China is likely to walk a tightrope, "hiding its brilliance and biding its time" as the saying goes. This will becomes a harder if the Ukraine crisis escalates. Beijing may have to choose. It is surely unlikely that imperious Xi Jinping will throw away the great prize of G2 Sino-American condominium to rescue a squalid and incompetent regime in Moscow from its own folly.

Mr Putin must realize by now how fatally isolated he has become, and how dangerous it would be to go a step further. Even Germany's ever-forgiving Angela Merkel has lost patience, lamenting an "unbelievable breakdown of trust." Enough of Europe's gas pipelines have been switched to two-way flows since 2009 to help at least some of the vulnerable frontline states, if he tries to pick off the minnows one by one. Eight EU countries have liquefied natural gas terminals. Two more will join the club this year, in Poland and Lithuania.

The EU summit text last week was a call to arms. Officials have been ordered to draft plans within 90 days to break dependence on Gazprom. Even if this crisis blows over, Europe will take radical steps to find other sources of energy. Imports of Russian may be slashed by three-quarters within a decade.

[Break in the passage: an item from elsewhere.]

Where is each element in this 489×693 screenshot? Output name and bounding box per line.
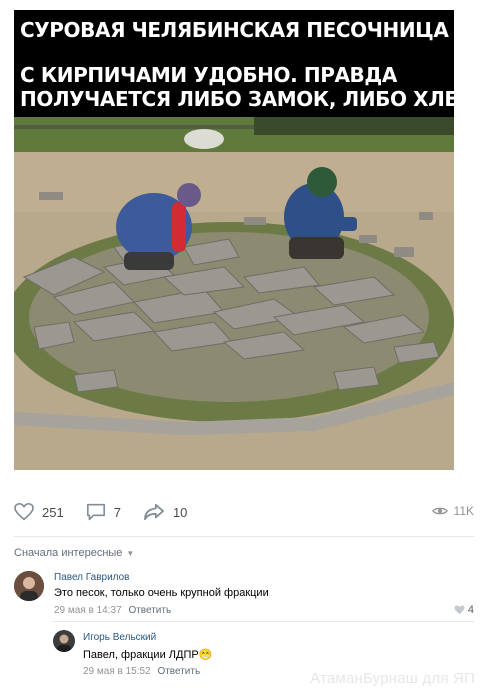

Capital flight from Russia has already reached $70billion this year and we are not at the end of the first quarter 2015. Russia's central bank cannot defend the rouble without tightening monetary policy, driving the economy deeper into recession in the process. Russian banks and companies must roll over $155bn of foreign debts over the next twelve months in a hostile market, at a premium already over 200 basis points.

Mr Putin is discovering that global finance is more frightened of the US Securities and Exchange Commission than Russian T90 tanks. Any sanction against any oligarch linked to any Russian company could shut it out of global capital markets, potentially forcing default. Creditors in the West would be burned. But nobody cares about them once national security is at stake, something markets have been slow to grasp.

Nor has he chosen a good moment for his gamble. Europe's gas tanks are unusually full. The price of oil is poised to fall -- ceteris paribus -- as Iraq's output reaches a 35-year high, the US adds a million barrels b/d a day this year from shale, and Libya cranks up exports again. The International Energy Agency says global supply jumped by 600,000 b/d last month. Deutsche Bank predicts a glut. So does China's Sinopec. Mr Putin needs prices near $110 to fund his budget. He may face $50 for a very long time.

At the end of the day he has condemned Russia to the middle income trap. The windfall from the great oil boom has been wasted. Russia's engineering skills have atrophied. Industry has been hollowed out by the Dutch Disease: the curse of over-valued currency, and reliance on commodities.

He jumped the gun in Ukraine, striking before the interim government had committed any serious abuses or lost global goodwill, a remarkably sloppy and impatient Putsch for a KGB man. He took Germany for a patsy, and took China for granted. He has gained Crimea but turned the Kremlin into a pariah for another decade, if not a generation, and probably lost Ukraine forever. It is a remarkably poor trade.

Thank you all for your time reading this diatribe.